There’s very little daylight between Texas Governor Rick Perry and a large number of fair-minded liberals on the subject of his felony indictment. Not all lawyers agree. But the idea that Perry did nothing wrong by threatening to veto funding for the state’s public integrity office enjoys an impressive bipartisan consensus. Either it wasn’t against the law, or, if it was, then the law is bad.
The key difference is that liberals can discuss it without wandering, as if in fugue state, into a denunciation of illegal immigrants.
Perry made the unlikely connection between the two in his first public comments about the indictment earlier this month.
“I think there are a lot of people on both sides of the aisle, Democrats and Republicans, who have looked at this and understand it to be exactly what we're seeing, a political decision that has been made in Travis County,” Perry said. “I’m going to continue to do my job. I'm going to continue to deal with the big, important issues that are important to the people of the state of Texas and for that matter this country. We have a border that it is not secure because of what the federal government has failed to do. Yesterday I talked to the mother of the border patrol agent who was gunned down in cold blood in front of his family by an individual who has come across this border multiple times, a criminal alien. That mother expects me to do the job and keep the citizens of this state safe, and that is what I am going to do from today until I leave office in January of 2015.”

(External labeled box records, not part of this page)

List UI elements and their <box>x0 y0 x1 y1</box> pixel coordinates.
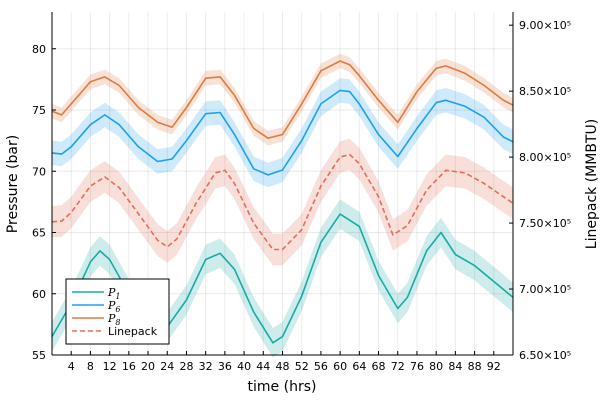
series-line-linepack <box>51 153 514 251</box>
x-tick-label: 4 <box>68 360 75 373</box>
x-tick-label: 92 <box>487 360 501 373</box>
y-tick-label: 70 <box>32 165 46 178</box>
grid <box>52 12 513 356</box>
x-tick-label: 24 <box>160 360 174 373</box>
series-lines <box>51 60 514 344</box>
tick-labels: 4 8 12 16 20 24 28 32 36 40 44 48 52 56 60 64 68 72 76 80 84… <box>32 19 571 373</box>
legend-box <box>65 278 170 345</box>
y2-tick-label: 8.50×10⁵ <box>519 85 571 98</box>
series-line-p6 <box>51 89 514 176</box>
series-line-p1 <box>51 213 514 344</box>
x-tick-label: 84 <box>448 360 462 373</box>
x-tick-label: 8 <box>87 360 94 373</box>
legend-label-linepack: Linepack <box>108 325 158 338</box>
x-tick-label: 36 <box>218 360 232 373</box>
x-tick-label: 16 <box>122 360 136 373</box>
x-tick-label: 52 <box>295 360 309 373</box>
y2-axis-label: Linepack (MMBTU) <box>584 119 600 249</box>
x-tick-label: 12 <box>103 360 117 373</box>
y2-tick-label: 9.00×10⁵ <box>519 19 571 32</box>
x-tick-label: 60 <box>333 360 347 373</box>
x-tick-label: 56 <box>314 360 328 373</box>
y2-tick-label: 8.00×10⁵ <box>519 151 571 164</box>
legend: P1 P6 P8 Linepack <box>65 278 170 345</box>
x-axis-label: time (hrs) <box>248 379 317 395</box>
y2-tick-label: 6.50×10⁵ <box>519 349 571 362</box>
y2-tick-label: 7.00×10⁵ <box>519 283 571 296</box>
y-tick-label: 75 <box>32 104 46 117</box>
x-tick-label: 40 <box>237 360 251 373</box>
x-tick-label: 20 <box>141 360 155 373</box>
axes <box>51 12 514 356</box>
series-line-p8 <box>51 60 514 139</box>
x-tick-label: 88 <box>468 360 482 373</box>
band-linepack <box>52 138 513 266</box>
x-tick-label: 28 <box>179 360 193 373</box>
x-tick-label: 44 <box>256 360 270 373</box>
x-tick-label: 76 <box>410 360 424 373</box>
x-tick-label: 32 <box>199 360 213 373</box>
y2-tick-label: 7.50×10⁵ <box>519 217 571 230</box>
y-tick-label: 60 <box>32 288 46 301</box>
x-tick-label: 72 <box>391 360 405 373</box>
x-tick-label: 64 <box>352 360 366 373</box>
x-tick-label: 68 <box>372 360 386 373</box>
x-tick-label: 48 <box>276 360 290 373</box>
y-tick-label: 55 <box>32 349 46 362</box>
y-tick-label: 80 <box>32 43 46 56</box>
x-tick-label: 80 <box>429 360 443 373</box>
y-axis-label: Pressure (bar) <box>5 135 21 233</box>
y-tick-label: 65 <box>32 227 46 240</box>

Then last week, at a Heritage Foundation event in Washington, D.C., he one-upped the Republican members of Congress warning that some of the child migrants flooding the country might be carrying Ebola, by suggesting that ISIS may have infiltrated the country across the southern border thanks (implicitly) to the Obama administration.
This may be post hoc rationalization for ordering the National Guard to the Rio Grande Valley. But it is better understood as an attempt to make right with the GOP presidential primary electorate, which still hasn’t forgotten his second most famous heresy. Not the time he drew a blank, under pressure, about his desire to abolish the Department of Energy, but the time he called Republicans who oppose in-state tuition for so-called DREAMers heartless.
"If you say that we should not educate children who have come into our state for no other reason than they have been brought there by no fault of their own, I don't think you have a heart," Perry said back in 2011.
That was Perry at his most presidential. It was also disqualifying. The “oops” error came to define his failed presidential candidacy in 2012. But he was already a sitting duck by the time that happened. And to an under-appreciated extent just about everything Rick Perry does on the national stage these days is tailored to correcting those two mistakes.
But wearing horn-rimmed glasses to signal intellectual heft is goofy and harmless. Crafting border policy with an eye toward assuaging the Republican primary electorate sets parameters that will constrain him, or whomever wins the nominating contest. Especially now—amid the child-migrant crisis, as President Obama contemplates broad action to reshape deportation policy. This is how self-deportation became the GOP’s de facto immigration platform in 2012. If Mitt Romney had won the presidency, it would have informed his enforcement actions, and his negotiations with Congress over broader immigration policy. Instead, Republicans were routed everywhere except the South, and for a few months, they played footsie with the idea that their intolerance of undocumented immigrants explained their defeat.
It didn’t last long. Their views today are notably farther right than they were two years ago. And Perry is pushing them farther still.
Last week, while on a much-publicized medical mission to Guatemala, Senator Rand Paul, another Republican presidential favorite, told the conservative website Breitbart that he supported House-passed legislation to end Obama’s deferred action program, which protects DREAMers from deportation.
“I’m supportive of the House bill and I think it will go a long way to fixing the problem,” he said.
It’s probably not fair to say that Paul was following Perry’s lead. But Perry is helping to establish a theoretical baseline—militarized border, maximum deportation of low-priority offenders—that will become policy if a Republican manages to win the presidency in 2016.
Considering the stakes, I’d prefer it if Perry were channeling all of this energy into not saying “oops” on a debate stage again.